What is your relationship to UMBC, and how did you become involved with us?
When I first moved to Maryland in 2012, I was working for Johns Hopkins University in service-learning, and one of my job responsibilities was to serve on the Service-Learning and Civic Engagement conference. In 2013, UMBC served as the host institution. I would attend planning meetings and many of my first colleagues and friends were from the staff at UMBC. In 2014, I made the transition to my current role as Program Manager at Baltimore Collegetown Network, where I collaborate with 14 institutions, including UMBC.
Can you share a favorite memory from your time here?
Being a member of the 2013 Service-Learning and Civic Engagement conference is one of my top memories at UMBC. I remember being so impressed by the passion and values-focused keynote address given by Dr. Freeman Hrabowski.
What made you decide to give to Alternative Spring Break, specifically?

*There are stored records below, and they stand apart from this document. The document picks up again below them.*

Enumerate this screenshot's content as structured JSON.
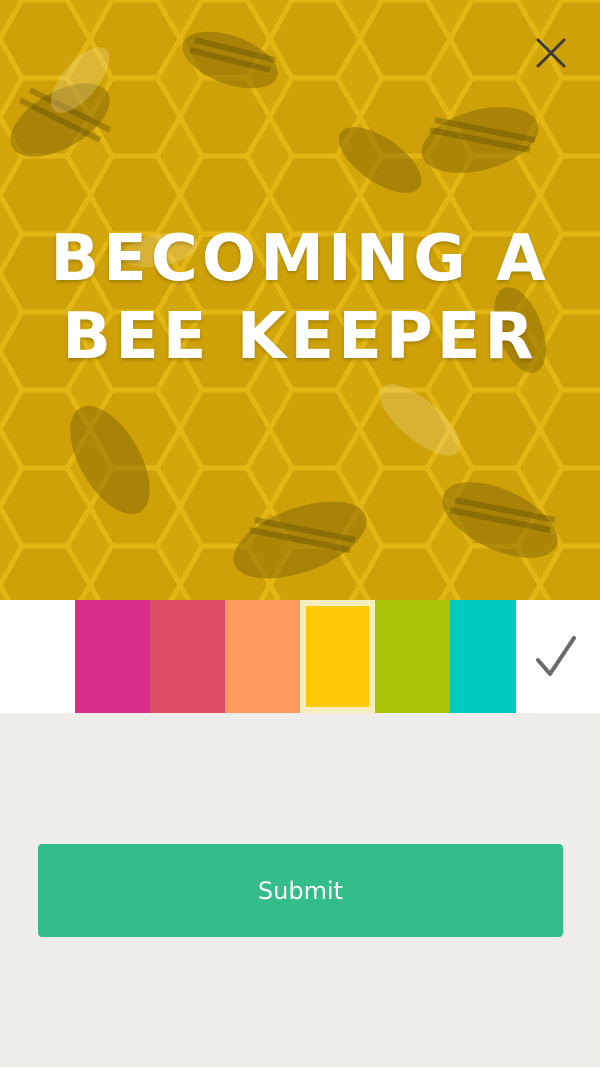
{
  "hero": {
    "title_line1": "Becoming a",
    "title_line2": "Bee Keeper",
    "tint_color": "#d3a70a",
    "close_icon": "close-icon"
  },
  "color_picker": {
    "swatches": [
      {
        "color": "#ffffff",
        "selected": false
      },
      {
        "color": "#d82e8a",
        "selected": false
      },
      {
        "color": "#dd4e66",
        "selected": false
      },
      {
        "color": "#fe9a5c",
        "selected": false
      },
      {
        "color": "#ffc903",
        "selected": true
      },
      {
        "color": "#a9c404",
        "selected": false
      },
      {
        "color": "#00cbbe",
        "selected": false
      }
    ],
    "confirm_icon": "checkmark-icon"
  },
  "submit": {
    "label": "Submit",
    "color": "#33bd88"
  }
}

My first exposure to Alternative Spring Break was when I worked at the University of North Texas’ Center for Leadership and Service. I had never experienced ASBs at my undergraduate institution, but in my work at UNT, our office managed all of the ASBs for the university. I went on my first ASB to St. Louis and we worked with youth. It was one of my most memorable experiences from UNT. When I moved to Baltimore, I was attracted to my position at JHU because it included ASB management. What I loved about JHU’s program was that they were all locally focused. It helped me learn about my community and realize that meaningful service doesn’t have to take place far away from your own community, and in fact it’s more sustainable and impactful to work with your own community.
For this specific ask, one of my Collegetown LeaderShape students reached out to let me know she was participating in an ASB program at UMBC. Collegetown LeaderShape asks students to identify their passions, create a vision, and impact their communities. An ASB is a direct way for students to get involved in service and their community and I want to support those initiatives.
How do you hope your support will impact students?
I hope that my support demonstrates how I continue to live my own values around service and meaningfully engaging with the community.
Why do you think it’s important to give back?
It’s important to give back because it was other people’s generosity and kindness that created opportunities for me. I want to be able to pay forward the experiences I’ve been able to have for another generation.